Der Satz endete in seiner Mitte, fand kein Ende. Ich bemühte mich verzweifelt, weiterzugehen, der Logik zu folgen. Doch in mir gähnte ein Abgrund.

Stattdessen stieg ein Bild in mir auf, gleich einer Erinnerung, das mehr und mehr zur Gegenwart wurde und an Substanz gewann.

Vor mir stand Pey-Ceyan. Ihr Gesicht hatte den fürsorglichen Ausdruck, den ich so gut kannte. Sie roch scharf, nach Knoblauch. Der Geruch war mir unangenehm.

Zu meiner Überraschung trug sie ein arkonidisches Prunkkleid aus roten Stoffen.

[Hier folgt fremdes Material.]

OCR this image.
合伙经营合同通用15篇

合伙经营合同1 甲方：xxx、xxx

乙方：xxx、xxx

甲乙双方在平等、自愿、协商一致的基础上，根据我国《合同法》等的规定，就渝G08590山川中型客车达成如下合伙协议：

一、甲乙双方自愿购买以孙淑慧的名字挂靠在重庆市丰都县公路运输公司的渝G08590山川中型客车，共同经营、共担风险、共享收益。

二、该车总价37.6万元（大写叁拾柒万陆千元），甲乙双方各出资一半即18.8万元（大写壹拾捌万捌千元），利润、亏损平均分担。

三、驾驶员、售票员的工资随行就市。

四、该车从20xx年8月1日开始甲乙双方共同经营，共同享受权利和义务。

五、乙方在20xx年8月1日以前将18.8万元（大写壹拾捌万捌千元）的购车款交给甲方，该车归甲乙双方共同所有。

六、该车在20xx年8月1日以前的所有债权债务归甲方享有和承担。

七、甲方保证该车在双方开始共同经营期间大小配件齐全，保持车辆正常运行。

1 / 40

Ich bewegte langsam den Kopf, erfasste die winzige aber protzig gestaltete Zentrale, die ganz aus Adamant zu bestehen schien. »Wo sind wir?«

»Auf deiner Jacht. Du hast mich eingeladen, schon vergessen?«

»Ich vergesse nie etwas.«

»So stolz?« Pey-Ceyan trat näher, legte die Finger sacht unter mein Kinn. »Ich dachte, du wärst anders als deine Artgenossen.«

»Das bin ich. Ebenso wie ich ein typischer Arkonide bin. Weißt man denn in Larhatoon nicht, dass von allem, was gesagt werden kann, auch das Gegenteil wahr ist?«

Sie lachte. »Flieg mich, mein Admiral. Sei mein Has'athor und bring mich an mein Ziel. Alles andere ist unwichtig.«

Ich spürte, dass ich es nicht durfte. Ein Teil von mir begriff, dass ich eine Halluzination hatte. Dass sich der eigene Extrasinn gegen mich verschworen hatte, um die Gestalt Pey-Ceyans anzunehmen und mich im Auftrag einer fremden Macht zu manipulieren.

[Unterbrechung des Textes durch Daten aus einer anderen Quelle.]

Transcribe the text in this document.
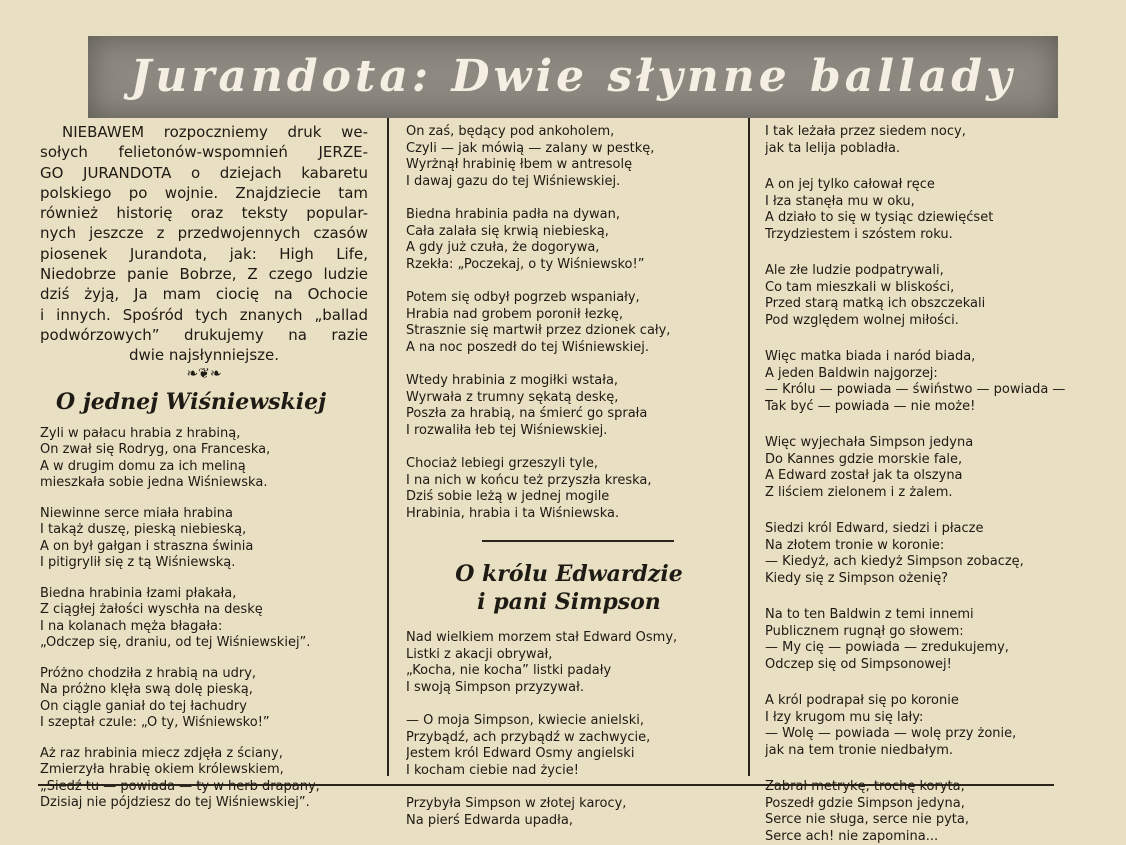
Jurandota: Dwie słynne ballady
NIEBAWEM rozpoczniemy druk we-
sołych felietonów-wspomnień JERZE-
GO JURANDOTA o dziejach kabaretu
polskiego po wojnie. Znajdziecie tam
również historię oraz teksty popular-
nych jeszcze z przedwojennych czasów
piosenek Jurandota, jak: High Life,
Niedobrze panie Bobrze, Z czego ludzie
dziś żyją, Ja mam ciocię na Ochocie
i innych. Spośród tych znanych „ballad
podwórzowych” drukujemy na razie
dwie najsłynniejsze.
❧❦❧
O jednej Wiśniewskiej
Żyli w pałacu hrabia z hrabiną,
On zwał się Rodryg, ona Franceska,
A w drugim domu za ich meliną
mieszkała sobie jedna Wiśniewska.
Niewinne serce miała hrabina
I takąż duszę, pieską niebieską,
A on był gałgan i straszna świnia
I pitigrylił się z tą Wiśniewską.
Biedna hrabinia łzami płakała,
Z ciągłej żałości wyschła na deskę
I na kolanach męża błagała:
„Odczep się, draniu, od tej Wiśniewskiej”.
Próżno chodziła z hrabią na udry,
Na próżno klęła swą dolę pieską,
On ciągle ganiał do tej łachudry
I szeptał czule: „O ty, Wiśniewsko!”
Aż raz hrabinia miecz zdjęła z ściany,
Zmierzyła hrabię okiem królewskiem,
„Siedź tu — powiada — ty w herb drapany,
Dzisiaj nie pójdziesz do tej Wiśniewskiej”.
On zaś, będący pod ankoholem,
Czyli — jak mówią — zalany w pestkę,
Wyrżnął hrabinię łbem w antresolę
I dawaj gazu do tej Wiśniewskiej.
Biedna hrabinia padła na dywan,
Cała zalała się krwią niebieską,
A gdy już czuła, że dogorywa,
Rzekła: „Poczekaj, o ty Wiśniewsko!”
Potem się odbył pogrzeb wspaniały,
Hrabia nad grobem poronił łezkę,
Strasznie się martwił przez dzionek cały,
A na noc poszedł do tej Wiśniewskiej.
Wtedy hrabinia z mogiłki wstała,
Wyrwała z trumny sękatą deskę,
Poszła za hrabią, na śmierć go sprała
I rozwaliła łeb tej Wiśniewskiej.
Chociaż lebiegi grzeszyli tyle,
I na nich w końcu też przyszła kreska,
Dziś sobie leżą w jednej mogile
Hrabinia, hrabia i ta Wiśniewska.
O królu Edwardzie
i pani Simpson
Nad wielkiem morzem stał Edward Ósmy,
Listki z akacji obrywał,
„Kocha, nie kocha” listki padały
I swoją Simpson przyzywał.
— O moja Simpson, kwiecie anielski,
Przybądź, ach przybądź w zachwycie,
Jestem król Edward Ósmy angielski
I kocham ciebie nad życie!
Przybyła Simpson w złotej karocy,
Na pierś Edwarda upadła,
I tak leżała przez siedem nocy,
jak ta lelija pobladła.
A on jej tylko całował ręce
I łza stanęła mu w oku,
A działo to się w tysiąc dziewięćset
Trzydziestem i szóstem roku.
Ale złe ludzie podpatrywali,
Co tam mieszkali w bliskości,
Przed starą matką ich obszczekali
Pod względem wolnej miłości.
Więc matka biada i naród biada,
A jeden Baldwin najgorzej:
— Królu — powiada — świństwo — powiada —
Tak być — powiada — nie może!
Więc wyjechała Simpson jedyna
Do Kannes gdzie morskie fale,
A Edward został jak ta olszyna
Z liściem zielonem i z żalem.
Siedzi król Edward, siedzi i płacze
Na złotem tronie w koronie:
— Kiedyż, ach kiedyż Simpson zobaczę,
Kiedy się z Simpson ożenię?
Na to ten Baldwin z temi innemi
Publicznem rugnął go słowem:
— My cię — powiada — zredukujemy,
Odczep się od Simpsonowej!
A król podrapał się po koronie
I łzy krugom mu się lały:
— Wolę — powiada — wolę przy żonie,
jak na tem tronie niedbałym.
Zabrał metrykę, trochę koryta,
Poszedł gdzie Simpson jedyna,
Serce nie sługa, serce nie pyta,
Serce ach! nie zapomina...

»Nein. Wenn du an ein neues Ziel willst, musst du es ohne mich erreichen.«

»Du bist der Pilot. Flieg deine Jacht. Sie hat einen schönen Namen, weißt du das?«

»Sie heißt VERRÄTER.«

»Wundervoll, oder?«

Ich griff nach der Waffe an meiner Hüfte, zog sie und wollte sie vor Pey-Ceyans Gesicht heben. Meine Hände zitterten. Ich kam auf die Höhe meines Unterbauchs, dort verharrte ich angestrengt. Meine Muskeln streikten.

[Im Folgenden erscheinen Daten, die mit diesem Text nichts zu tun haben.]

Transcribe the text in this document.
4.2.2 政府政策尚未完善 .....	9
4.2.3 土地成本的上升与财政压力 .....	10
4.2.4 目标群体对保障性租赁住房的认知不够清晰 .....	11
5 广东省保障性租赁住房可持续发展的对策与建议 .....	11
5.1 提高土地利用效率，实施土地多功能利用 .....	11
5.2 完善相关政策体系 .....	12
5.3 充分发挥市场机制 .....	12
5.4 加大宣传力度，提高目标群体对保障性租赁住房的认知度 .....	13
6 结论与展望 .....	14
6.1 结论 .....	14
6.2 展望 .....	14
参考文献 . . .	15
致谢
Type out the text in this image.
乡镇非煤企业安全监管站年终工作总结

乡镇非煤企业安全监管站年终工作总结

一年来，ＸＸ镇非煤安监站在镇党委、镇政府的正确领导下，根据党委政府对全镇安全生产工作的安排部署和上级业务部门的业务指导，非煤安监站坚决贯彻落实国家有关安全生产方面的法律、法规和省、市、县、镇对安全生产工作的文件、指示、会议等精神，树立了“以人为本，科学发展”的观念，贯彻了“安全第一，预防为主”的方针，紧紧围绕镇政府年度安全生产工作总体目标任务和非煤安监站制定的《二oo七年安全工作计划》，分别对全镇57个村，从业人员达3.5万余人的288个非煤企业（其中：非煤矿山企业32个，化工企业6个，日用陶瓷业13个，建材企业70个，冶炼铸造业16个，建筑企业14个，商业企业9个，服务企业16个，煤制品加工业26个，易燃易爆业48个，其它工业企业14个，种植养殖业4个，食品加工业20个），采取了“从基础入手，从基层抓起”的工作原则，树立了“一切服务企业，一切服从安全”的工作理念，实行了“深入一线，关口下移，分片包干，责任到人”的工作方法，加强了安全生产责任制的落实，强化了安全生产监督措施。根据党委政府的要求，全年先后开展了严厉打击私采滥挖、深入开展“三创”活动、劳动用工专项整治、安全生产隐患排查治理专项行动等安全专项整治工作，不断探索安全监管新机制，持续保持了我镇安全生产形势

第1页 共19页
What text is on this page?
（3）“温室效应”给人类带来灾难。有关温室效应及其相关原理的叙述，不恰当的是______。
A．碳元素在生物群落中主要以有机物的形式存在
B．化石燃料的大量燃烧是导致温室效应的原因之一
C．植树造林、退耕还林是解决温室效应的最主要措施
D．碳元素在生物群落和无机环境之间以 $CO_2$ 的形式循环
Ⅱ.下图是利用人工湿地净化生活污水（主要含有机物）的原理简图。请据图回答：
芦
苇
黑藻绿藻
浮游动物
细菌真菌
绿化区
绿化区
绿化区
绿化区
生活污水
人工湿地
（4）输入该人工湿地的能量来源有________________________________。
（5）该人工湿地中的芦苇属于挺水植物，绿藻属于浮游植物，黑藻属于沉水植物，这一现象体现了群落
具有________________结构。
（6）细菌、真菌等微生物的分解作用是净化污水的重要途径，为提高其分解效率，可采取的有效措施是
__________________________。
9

Pey-Ceyan zog eine Augenbraue in die Höhe. »Warum so kämpferisch? Nimm dir ein Beispiel an Richter Chuv. Der Atope hat es gelassen hingenommen.«

»Du lügst. Chuv kämpfte bis zum Tod. Ich spüre ihn in der Erinnerung des Schiffs.«

»Chuv geht es gut. Vertrau mir.«

Ich hob den Strahler ein weiteres Stück. Schmerz pulsierte in meinen Händen und Unterarmen. Die Finger verkrampften, meine Nägel traten weiß hervor.

Pey-Ceyan kam näher, schob die Waffe zur Seite und küsste mich. Dennoch hielt ich den Strahler fest. Ich musste sie erschießen. Sie war meine Feindin.

Ihre Lippen lösten sich von meinen. »Du bist hartnäckig, weißt du das?«

»Und du bist ein Virus.«

»Mag sein. Bald schon, wirst du das hier vergessen haben. Mein Fieber wird die Erinnerung wegbrennen. Warum quälst du dich? Lass mich arbeiten. Deinen Körper nach meinem Willen formen. Tu, was du tun musst. Pilotiere das Schiff. Ich gebe dir das Ziel vor und die Zeit. Den Kurs findest du von allein.«

Ich wollte sie erschießen. Weshalb reden? Doch meine Hand gehorchte mir nicht mehr. Mattigkeit kam über mich. Der kristalline Innenraum der Jacht erschien mir wie ein Gefängnis, aus dem ich nie wieder herauskommen würde.